Problem: Given an input string s and a pattern p, implement regular expression matching with support for '.' and '*' where:

• '.' Matches any single character.​​​​
• '*' Matches zero or more of the preceding element.

The matching should cover the entire input string (not partial).

Example:

Input: s = "aa", p = "a"
Output: false
Explanation: "a" does not match the entire string "aa".

Input: s = "aa", p = "a*"
Output: true
Explanation: '*' means zero or more of the preceding element, 'a'. Therefore, by repeating 'a' once, it becomes "aa".

Input: s = "ab", p = ".*"
Output: true
Explanation: ".*" means "zero or more (*) of any character (.)".

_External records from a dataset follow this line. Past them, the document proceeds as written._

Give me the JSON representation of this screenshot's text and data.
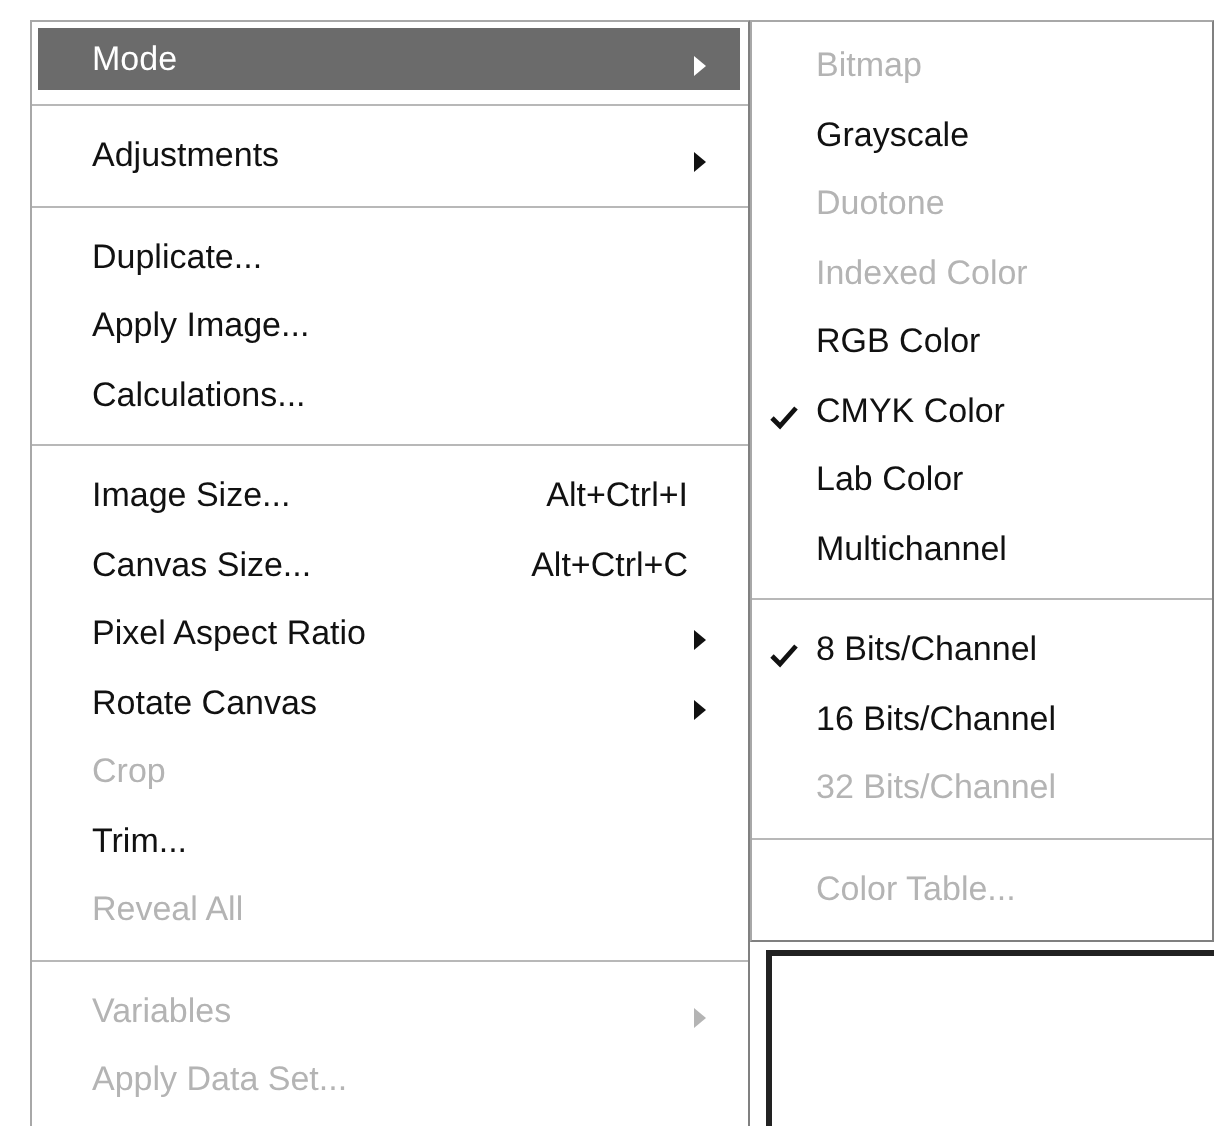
{
  "image_menu": {
    "items": [
      {
        "kind": "item",
        "label": "Mode",
        "submenu": true,
        "selected": true,
        "disabled": false
      },
      {
        "kind": "separator"
      },
      {
        "kind": "item",
        "label": "Adjustments",
        "submenu": true,
        "selected": false,
        "disabled": false
      },
      {
        "kind": "separator"
      },
      {
        "kind": "item",
        "label": "Duplicate...",
        "submenu": false,
        "selected": false,
        "disabled": false
      },
      {
        "kind": "item",
        "label": "Apply Image...",
        "submenu": false,
        "selected": false,
        "disabled": false
      },
      {
        "kind": "item",
        "label": "Calculations...",
        "submenu": false,
        "selected": false,
        "disabled": false
      },
      {
        "kind": "separator"
      },
      {
        "kind": "item",
        "label": "Image Size...",
        "shortcut": "Alt+Ctrl+I",
        "submenu": false,
        "selected": false,
        "disabled": false
      },
      {
        "kind": "item",
        "label": "Canvas Size...",
        "shortcut": "Alt+Ctrl+C",
        "submenu": false,
        "selected": false,
        "disabled": false
      },
      {
        "kind": "item",
        "label": "Pixel Aspect Ratio",
        "submenu": true,
        "selected": false,
        "disabled": false
      },
      {
        "kind": "item",
        "label": "Rotate Canvas",
        "submenu": true,
        "selected": false,
        "disabled": false
      },
      {
        "kind": "item",
        "label": "Crop",
        "submenu": false,
        "selected": false,
        "disabled": true
      },
      {
        "kind": "item",
        "label": "Trim...",
        "submenu": false,
        "selected": false,
        "disabled": false
      },
      {
        "kind": "item",
        "label": "Reveal All",
        "submenu": false,
        "selected": false,
        "disabled": true
      },
      {
        "kind": "separator"
      },
      {
        "kind": "item",
        "label": "Variables",
        "submenu": true,
        "selected": false,
        "disabled": true
      },
      {
        "kind": "item",
        "label": "Apply Data Set...",
        "submenu": false,
        "selected": false,
        "disabled": true
      }
    ]
  },
  "mode_submenu": {
    "items": [
      {
        "kind": "item",
        "label": "Bitmap",
        "checked": false,
        "disabled": true
      },
      {
        "kind": "item",
        "label": "Grayscale",
        "checked": false,
        "disabled": false
      },
      {
        "kind": "item",
        "label": "Duotone",
        "checked": false,
        "disabled": true
      },
      {
        "kind": "item",
        "label": "Indexed Color",
        "checked": false,
        "disabled": true
      },
      {
        "kind": "item",
        "label": "RGB Color",
        "checked": false,
        "disabled": false
      },
      {
        "kind": "item",
        "label": "CMYK Color",
        "checked": true,
        "disabled": false
      },
      {
        "kind": "item",
        "label": "Lab Color",
        "checked": false,
        "disabled": false
      },
      {
        "kind": "item",
        "label": "Multichannel",
        "checked": false,
        "disabled": false
      },
      {
        "kind": "separator"
      },
      {
        "kind": "item",
        "label": "8 Bits/Channel",
        "checked": true,
        "disabled": false
      },
      {
        "kind": "item",
        "label": "16 Bits/Channel",
        "checked": false,
        "disabled": false
      },
      {
        "kind": "item",
        "label": "32 Bits/Channel",
        "checked": false,
        "disabled": true
      },
      {
        "kind": "separator"
      },
      {
        "kind": "item",
        "label": "Color Table...",
        "checked": false,
        "disabled": true
      }
    ]
  }
}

Approach: Use DP. Have a table [s.Length + 1][p.Length + 1] where table[i][j] indicates s(0..i-1) is a match of pattern p(0...j-1). Once we fill this we need to return table[s.Length][p.Length]. Here is how to fill this table - 

1. If pattern and string both are null then its a match so table[0][0] is always true.
2. If pattern is null (p.Length = 0) then its a mismatch so table[i][0] = false for i = 1...s.Length.
3. If string is null then table[0][j] can be true only if pattern has p[j - 1] = '*' and table[0, j - 2] is true for j = 1...p.Length
4. table[i][j] = table[i-1][j-1] if current pattern character i.e. p[j - 1] is either . or match with current char of string i.e. s[i-1]
5. If p[j - 1]  is '*' then
1.   a. if previous char in pattern match current char of s i.e. p[j - 2] is '.' or s[i-1] then table[i][j] = table[i][j-2] || table[i-1][j]
2. if not then table[i][j] = table[i][j-2]
6. table[i][j] = false.

Implementation in C#:

        public bool IsRegexMatch(string s, string p)

        {

            bool[,] lookup = new bool[s.Length + 1, p.Length + 1];

            lookup[0, 0] = true;

            for (int i = 1; i <= p.Length; ++i)

            {

                if (p[i - 1] == '*')

                {

                    lookup[0, i] = i - 2 >= 0 ? lookup[0, i - 2] :false;

                }

            }

            for (int i = 1; i <= s.Length; ++i)

            {

                for (int j = 1; j <= p.Length; ++j)

                {

                    if (p[j - 1] == '*')

                    {

                        lookup[i, j] = lookup[i, j - 2];

                        if (p[j - 2] == '.' || p[j - 2] == s[i - 1])

                        {

                            lookup[i, j] = lookup[i, j - 2] || lookup[i - 1, j];

                        }

                    }

                    else if (p[j - 1] == '.' || s[i - 1] == p[j - 1])

                    {

                        lookup[i, j] = lookup[i - 1, j - 1];

                    }

                    else

                    {

                        lookup[i, j] = false;

                    }

                }

            }

            return lookup[s.Length, p.Length];

        }

Complexity: O(m * n)